Car Tech A to Z: F is for fly-by-wire, four-wheel drive and more

The letter F in our A to Z of car tech series is for four-wheel drive, fly-by-wire and future technology.

The technology contained within the modern motor car can be both fascinating and slightly baffling. Most such technology exists to make our cars safer, more efficient and just better than ever to drive but some of it can be quite confusing for the average motorist. In this A to Z series we will attempt to unravel the mystery of technology that is the modern motor car.

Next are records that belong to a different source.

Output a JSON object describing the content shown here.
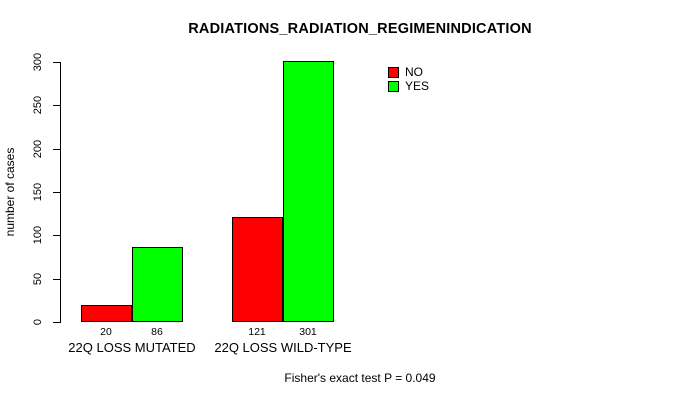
{
  "chart_data": {
    "type": "bar",
    "title": "RADIATIONS_RADIATION_REGIMENINDICATION",
    "ylabel": "number of cases",
    "xlabel": "",
    "ylim": [
      0,
      300
    ],
    "yticks": [
      0,
      50,
      100,
      150,
      200,
      250,
      300
    ],
    "categories": [
      "22Q LOSS MUTATED",
      "22Q LOSS WILD-TYPE"
    ],
    "series": [
      {
        "name": "NO",
        "color": "#FF0000",
        "values": [
          20,
          121
        ]
      },
      {
        "name": "YES",
        "color": "#00FF00",
        "values": [
          86,
          301
        ]
      }
    ],
    "bar_value_labels": [
      [
        "20",
        "86"
      ],
      [
        "121",
        "301"
      ]
    ],
    "legend": {
      "position": "top-right",
      "entries": [
        "NO",
        "YES"
      ]
    },
    "grid": false,
    "annotation": "Fisher's exact test P = 0.049"
  }
}
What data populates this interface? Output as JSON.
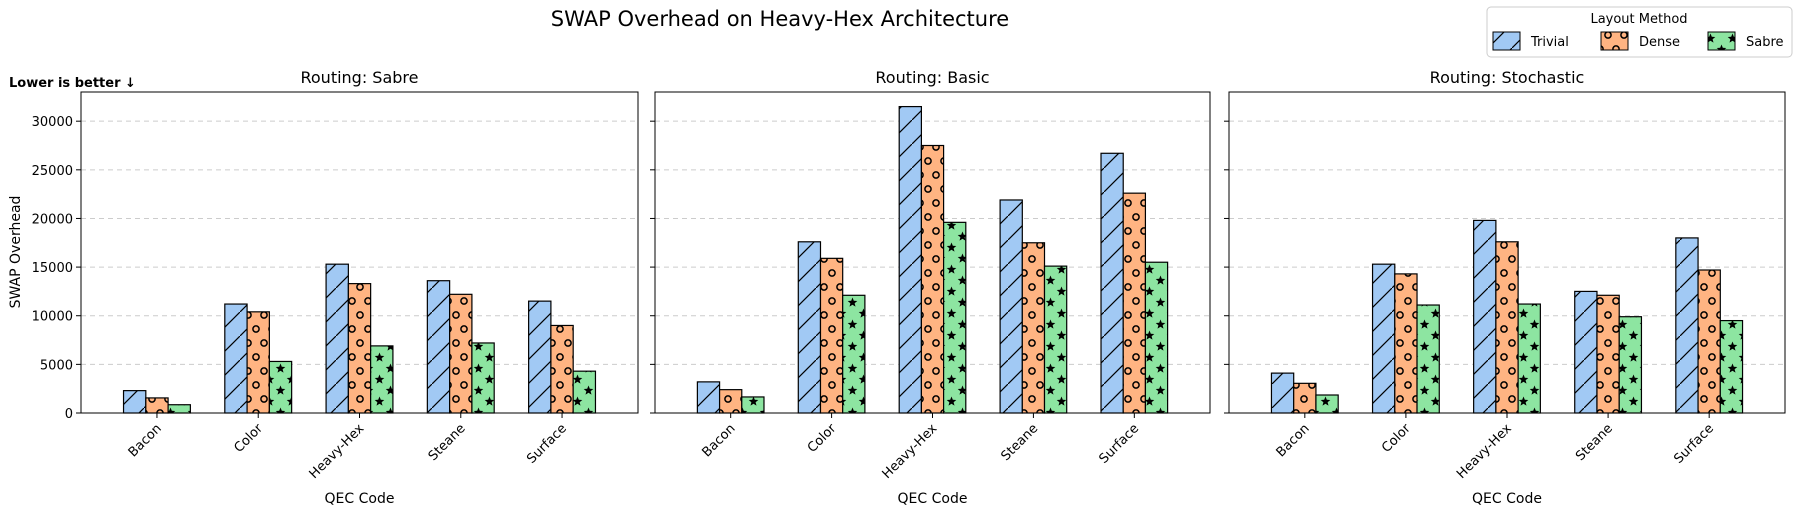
{
  "chart_data": {
    "type": "bar",
    "title": "SWAP Overhead on Heavy-Hex Architecture",
    "annotation": "Lower is better ↓",
    "ylabel": "SWAP Overhead",
    "xlabel": "QEC Code",
    "ylim": [
      0,
      33000
    ],
    "yticks": [
      0,
      5000,
      10000,
      15000,
      20000,
      25000,
      30000
    ],
    "grid": "y-dashed",
    "categories": [
      "Bacon",
      "Color",
      "Heavy-Hex",
      "Steane",
      "Surface"
    ],
    "legend": {
      "title": "Layout Method",
      "placement": "top-right",
      "entries": [
        "Trivial",
        "Dense",
        "Sabre"
      ]
    },
    "colors": {
      "Trivial": "#a1c9f4",
      "Dense": "#ffb482",
      "Sabre": "#8de5a1"
    },
    "panels": [
      {
        "title": "Routing: Sabre",
        "series": [
          {
            "name": "Trivial",
            "values": [
              2300,
              11200,
              15300,
              13600,
              11500
            ]
          },
          {
            "name": "Dense",
            "values": [
              1550,
              10400,
              13300,
              12200,
              9000
            ]
          },
          {
            "name": "Sabre",
            "values": [
              850,
              5300,
              6900,
              7200,
              4300
            ]
          }
        ]
      },
      {
        "title": "Routing: Basic",
        "series": [
          {
            "name": "Trivial",
            "values": [
              3200,
              17600,
              31500,
              21900,
              26700
            ]
          },
          {
            "name": "Dense",
            "values": [
              2400,
              15900,
              27500,
              17500,
              22600
            ]
          },
          {
            "name": "Sabre",
            "values": [
              1650,
              12100,
              19600,
              15100,
              15500
            ]
          }
        ]
      },
      {
        "title": "Routing: Stochastic",
        "series": [
          {
            "name": "Trivial",
            "values": [
              4100,
              15300,
              19800,
              12500,
              18000
            ]
          },
          {
            "name": "Dense",
            "values": [
              3050,
              14300,
              17600,
              12100,
              14700
            ]
          },
          {
            "name": "Sabre",
            "values": [
              1850,
              11100,
              11200,
              9900,
              9500
            ]
          }
        ]
      }
    ]
  }
}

This week, we’re visiting the letter F…

F is for…Fly by wire

Fly by wire technology was, as you can probably guess from the name, developed by the aircraft industry to help reduce the manual flight requirements of a pilot with computer controlled electronics. In short, to allow a plane to fly itself when necessary.

In vehicles this technology is used to control the throttle (hence the term fly-by-wire accelerator) but also an increasing number of other elements within a car – to a point where autonomous driving, where a car can drive itself – is already upon us.

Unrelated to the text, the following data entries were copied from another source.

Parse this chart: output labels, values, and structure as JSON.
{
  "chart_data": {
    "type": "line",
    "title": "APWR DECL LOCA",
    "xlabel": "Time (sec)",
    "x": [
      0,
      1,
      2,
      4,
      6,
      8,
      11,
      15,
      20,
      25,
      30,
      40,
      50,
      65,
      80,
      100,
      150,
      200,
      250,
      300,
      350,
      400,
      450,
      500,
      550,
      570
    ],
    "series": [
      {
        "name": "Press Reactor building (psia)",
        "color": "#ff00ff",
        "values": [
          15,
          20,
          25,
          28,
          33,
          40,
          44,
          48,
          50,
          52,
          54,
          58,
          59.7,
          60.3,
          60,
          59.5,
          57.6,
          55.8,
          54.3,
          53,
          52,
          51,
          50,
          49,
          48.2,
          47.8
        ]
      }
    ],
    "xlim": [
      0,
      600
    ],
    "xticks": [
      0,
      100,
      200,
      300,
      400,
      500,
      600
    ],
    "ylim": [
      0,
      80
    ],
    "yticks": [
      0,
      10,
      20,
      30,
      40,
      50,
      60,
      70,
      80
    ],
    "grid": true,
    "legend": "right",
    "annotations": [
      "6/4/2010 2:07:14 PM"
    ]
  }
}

All Jaguar Landrovers have fly by wire throttles, where simple electric signals detected via sensors on either the accelerator pedal or cruise control switch on the steering wheel are translated into more or less power being deployed by the engine. Eventually fly by wire technology will enable most cars to drive themselves, in much the same way that most planes have been able to for many years.

F is for…four-wheel-drive

In one sense the term four-wheel-drive is entirely self explanatory. But there are many different ways in which a vehicle can deploy its propulsion via all four wheels. And the first ever 4WD system was developed by an English engineer called Bramah Joseph Diplock in 1893, and it was used to power a traction engine.

Nowadays vehicles can be part or full time four wheel drive, and pretty much anything in between. Most modern four wheel drive systems use electronics to control the amount of torque that goes to each axle, or sometimes even to each wheel. But in previous 4WD systems this used to be controlled by hydraulics and clutches and, in the original Landrover Defender’s case, via what was called a transfer case that also enabled a lower set of gear ratios to be called upon when climbing up especially steep hills.

All modern JaguarLandrovers are available with four-wheel-drive, with the Range Rover, the Discovery and the Evoke being some of the most capable examples, both on and off road, anywhere in the world.

F is for…future technology

All electric vehicles, hybrid powered vehicles, hydrogen powered vehicles, the use of increasingly exotic materials, some of which are hybrid themselves, and even vehicles that will eventually drive themselves; these are just a few of the technological elements to our motoring future that are being developed by the automotive industry today, but especially so at Jaguar Land Rover, the UK’s biggest investor in the industry.

Quite where it will all end up, and what exactly we’ll end up driving or merely travelling around in, who knows? But one thing’s for sure; never has so much technology been applied to produce vehicles that are safer, faster, more efficient or more reliable than they are today. And tomorrow our cars will, be in no doubt whatsoever, get better still.